Entanglement Model for Mode-Pairing Quantum Key Distribution

TL;DR

This paper introduces an entanglement model for mode-pairing quantum key distribution (MP-QKD) that simplifies security proofs and enhances pairing efficiency, advancing practical and theoretical understanding of MP-QKD systems.

Contribution

It presents a free-pairing entanglement scheme equivalent to MP-QKD, simplifying security analysis and proposing an optimized pairing strategy for improved efficiency.

Findings

Security proof is simplified using the entanglement model.

Pairing efficiency is improved by 163% with optimized strategy.

Simulation demonstrates practical enhancement in MP-QKD performance.

Abstract

Mode-pairing (MP) quantum key distribution (QKD) eliminates the requirements of phase locking and phase tracking compared with twin-field (TF) QKD while still surpassing the fundamental rate-distance limit of QKD. The complexity of the experimental implementation is reduced while the efficiency can still be guaranteed.
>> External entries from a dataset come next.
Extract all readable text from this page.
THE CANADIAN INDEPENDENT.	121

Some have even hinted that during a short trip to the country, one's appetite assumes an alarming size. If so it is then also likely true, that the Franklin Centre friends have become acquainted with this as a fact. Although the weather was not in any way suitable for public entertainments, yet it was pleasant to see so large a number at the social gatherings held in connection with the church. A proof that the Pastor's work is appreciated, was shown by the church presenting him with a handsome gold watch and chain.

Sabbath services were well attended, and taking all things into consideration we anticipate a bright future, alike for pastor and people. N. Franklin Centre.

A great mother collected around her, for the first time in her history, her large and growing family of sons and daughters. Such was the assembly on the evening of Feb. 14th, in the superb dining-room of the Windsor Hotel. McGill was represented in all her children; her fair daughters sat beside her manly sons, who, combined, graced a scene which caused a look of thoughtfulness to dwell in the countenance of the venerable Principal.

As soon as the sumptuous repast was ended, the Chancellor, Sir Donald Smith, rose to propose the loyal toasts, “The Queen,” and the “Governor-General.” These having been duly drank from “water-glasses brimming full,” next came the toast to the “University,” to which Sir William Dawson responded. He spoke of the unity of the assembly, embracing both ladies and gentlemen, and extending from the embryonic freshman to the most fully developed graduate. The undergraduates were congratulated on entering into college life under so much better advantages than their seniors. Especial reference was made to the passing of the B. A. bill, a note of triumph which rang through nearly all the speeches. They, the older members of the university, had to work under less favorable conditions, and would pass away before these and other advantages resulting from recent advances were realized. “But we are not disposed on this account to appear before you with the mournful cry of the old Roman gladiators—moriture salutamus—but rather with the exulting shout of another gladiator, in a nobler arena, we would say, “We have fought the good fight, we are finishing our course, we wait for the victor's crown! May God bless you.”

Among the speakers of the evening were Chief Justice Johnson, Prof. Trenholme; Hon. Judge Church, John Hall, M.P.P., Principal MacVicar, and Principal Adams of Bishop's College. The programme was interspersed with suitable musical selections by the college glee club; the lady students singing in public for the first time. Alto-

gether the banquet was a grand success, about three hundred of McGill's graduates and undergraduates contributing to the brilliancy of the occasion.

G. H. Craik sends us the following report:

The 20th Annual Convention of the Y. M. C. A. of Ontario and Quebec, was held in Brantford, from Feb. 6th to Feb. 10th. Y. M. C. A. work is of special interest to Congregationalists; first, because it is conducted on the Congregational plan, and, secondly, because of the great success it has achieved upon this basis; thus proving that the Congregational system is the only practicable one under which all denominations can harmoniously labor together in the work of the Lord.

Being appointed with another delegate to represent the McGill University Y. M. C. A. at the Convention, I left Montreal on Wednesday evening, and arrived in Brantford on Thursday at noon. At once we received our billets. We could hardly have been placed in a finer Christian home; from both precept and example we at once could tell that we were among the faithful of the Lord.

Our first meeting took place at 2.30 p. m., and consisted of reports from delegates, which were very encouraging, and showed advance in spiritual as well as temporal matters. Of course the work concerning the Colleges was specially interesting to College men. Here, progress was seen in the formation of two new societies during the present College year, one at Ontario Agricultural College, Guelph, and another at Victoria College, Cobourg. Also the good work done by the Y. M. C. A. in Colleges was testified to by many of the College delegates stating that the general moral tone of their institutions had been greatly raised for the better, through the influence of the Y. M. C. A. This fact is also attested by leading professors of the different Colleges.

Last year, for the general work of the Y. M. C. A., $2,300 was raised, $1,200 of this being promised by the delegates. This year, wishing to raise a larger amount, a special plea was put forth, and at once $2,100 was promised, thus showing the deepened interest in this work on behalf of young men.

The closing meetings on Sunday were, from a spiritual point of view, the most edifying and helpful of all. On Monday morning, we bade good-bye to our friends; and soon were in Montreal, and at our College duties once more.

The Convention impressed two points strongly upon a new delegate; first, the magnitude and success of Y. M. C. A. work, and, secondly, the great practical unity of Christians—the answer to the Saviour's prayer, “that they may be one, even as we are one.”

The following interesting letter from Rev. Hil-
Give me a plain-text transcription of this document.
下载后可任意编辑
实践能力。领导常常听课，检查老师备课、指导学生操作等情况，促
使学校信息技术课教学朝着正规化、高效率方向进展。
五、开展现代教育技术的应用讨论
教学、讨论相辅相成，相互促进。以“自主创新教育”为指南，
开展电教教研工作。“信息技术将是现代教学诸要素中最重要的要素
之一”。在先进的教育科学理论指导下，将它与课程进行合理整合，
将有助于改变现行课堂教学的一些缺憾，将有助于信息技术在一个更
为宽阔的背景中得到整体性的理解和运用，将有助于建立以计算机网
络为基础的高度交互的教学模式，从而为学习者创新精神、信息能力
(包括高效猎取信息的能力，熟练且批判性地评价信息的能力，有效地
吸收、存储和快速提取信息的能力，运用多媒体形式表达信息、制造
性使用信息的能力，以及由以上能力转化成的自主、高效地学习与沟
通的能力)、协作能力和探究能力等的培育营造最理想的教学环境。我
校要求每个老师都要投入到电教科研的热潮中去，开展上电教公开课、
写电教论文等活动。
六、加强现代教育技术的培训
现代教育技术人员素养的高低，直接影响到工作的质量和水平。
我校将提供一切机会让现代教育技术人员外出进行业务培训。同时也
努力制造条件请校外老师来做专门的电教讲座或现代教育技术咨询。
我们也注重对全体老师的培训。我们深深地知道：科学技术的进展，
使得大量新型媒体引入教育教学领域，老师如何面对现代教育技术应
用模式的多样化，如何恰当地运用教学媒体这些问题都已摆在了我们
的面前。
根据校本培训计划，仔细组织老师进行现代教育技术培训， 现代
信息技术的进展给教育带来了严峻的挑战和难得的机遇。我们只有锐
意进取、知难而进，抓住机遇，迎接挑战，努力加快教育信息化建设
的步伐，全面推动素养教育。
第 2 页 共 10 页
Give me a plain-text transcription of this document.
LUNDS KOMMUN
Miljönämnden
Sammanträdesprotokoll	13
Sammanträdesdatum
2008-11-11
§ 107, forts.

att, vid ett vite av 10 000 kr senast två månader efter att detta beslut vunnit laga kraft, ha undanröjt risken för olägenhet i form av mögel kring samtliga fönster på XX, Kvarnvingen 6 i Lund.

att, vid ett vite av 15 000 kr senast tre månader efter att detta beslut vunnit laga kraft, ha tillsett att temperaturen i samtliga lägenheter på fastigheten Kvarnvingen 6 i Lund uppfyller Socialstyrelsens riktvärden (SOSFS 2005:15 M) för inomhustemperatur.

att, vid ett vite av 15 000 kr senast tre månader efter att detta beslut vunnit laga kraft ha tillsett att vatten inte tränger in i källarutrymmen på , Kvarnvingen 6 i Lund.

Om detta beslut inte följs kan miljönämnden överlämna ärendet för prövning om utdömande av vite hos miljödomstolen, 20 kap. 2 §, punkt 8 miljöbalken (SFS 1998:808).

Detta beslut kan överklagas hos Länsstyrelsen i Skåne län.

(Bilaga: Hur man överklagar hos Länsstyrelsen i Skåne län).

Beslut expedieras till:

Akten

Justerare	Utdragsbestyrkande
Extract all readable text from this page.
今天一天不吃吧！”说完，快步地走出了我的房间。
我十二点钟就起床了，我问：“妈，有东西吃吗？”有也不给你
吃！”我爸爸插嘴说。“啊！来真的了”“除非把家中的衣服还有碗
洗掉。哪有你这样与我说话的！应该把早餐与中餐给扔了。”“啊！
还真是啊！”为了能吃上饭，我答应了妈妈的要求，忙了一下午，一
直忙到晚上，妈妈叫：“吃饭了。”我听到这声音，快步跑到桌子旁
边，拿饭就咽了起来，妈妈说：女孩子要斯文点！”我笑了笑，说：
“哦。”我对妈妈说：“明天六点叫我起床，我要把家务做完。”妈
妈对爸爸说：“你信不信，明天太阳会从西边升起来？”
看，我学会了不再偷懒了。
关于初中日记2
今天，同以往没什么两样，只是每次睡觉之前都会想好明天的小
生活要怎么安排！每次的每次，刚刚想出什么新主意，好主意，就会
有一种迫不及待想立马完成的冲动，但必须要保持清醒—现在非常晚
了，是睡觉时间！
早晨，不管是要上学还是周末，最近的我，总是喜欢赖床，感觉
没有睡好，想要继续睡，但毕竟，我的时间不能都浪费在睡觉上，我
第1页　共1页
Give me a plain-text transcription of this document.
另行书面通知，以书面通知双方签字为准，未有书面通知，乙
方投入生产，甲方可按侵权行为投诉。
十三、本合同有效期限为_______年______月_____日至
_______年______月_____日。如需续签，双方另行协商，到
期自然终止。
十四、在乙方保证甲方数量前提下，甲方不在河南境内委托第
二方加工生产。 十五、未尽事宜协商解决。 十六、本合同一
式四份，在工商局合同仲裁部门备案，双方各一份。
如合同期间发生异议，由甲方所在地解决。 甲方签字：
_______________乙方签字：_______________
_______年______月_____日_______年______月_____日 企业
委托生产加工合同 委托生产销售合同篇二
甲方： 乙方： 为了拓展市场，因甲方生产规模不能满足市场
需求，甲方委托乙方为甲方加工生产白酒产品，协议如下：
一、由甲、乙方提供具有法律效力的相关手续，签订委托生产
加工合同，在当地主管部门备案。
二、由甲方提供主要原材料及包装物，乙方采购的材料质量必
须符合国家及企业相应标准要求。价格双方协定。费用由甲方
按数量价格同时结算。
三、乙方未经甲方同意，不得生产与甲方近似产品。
In MP-QKD, two communication parties need to pair two effective rounds according to the announced results by the third party. Therefore, it is not intuitive how to provide an entanglement protocol equivalent to the prepare-and-measure protocol for proving security. At present, the security of MP-QKD is rigorously proven by examining the consistency of the states detailly between MP-QKD and the fixed-pairing scheme under all of Eve's possible interference to obtain the equivalence, and verifying the security of the latter. Here, we directly present an entanglement model for MP-QKD by proposing a free-pairing entanglement scheme that is equivalent to MP-QKD. This entanglement model simplifies the security proof and provides a clearer insight into the foundation of MP-QKD. Besides, it could provide a theoretical framework for the comprehensive analysis of MP-QKD, such as facilitating practical security analysis. Additionally, we propose an optimized pairing strategy based on the entanglement model. The simulation results show an enhancement of 163\% in pairing efficiency with a reasonable pairing interval $2 \times 10^5$.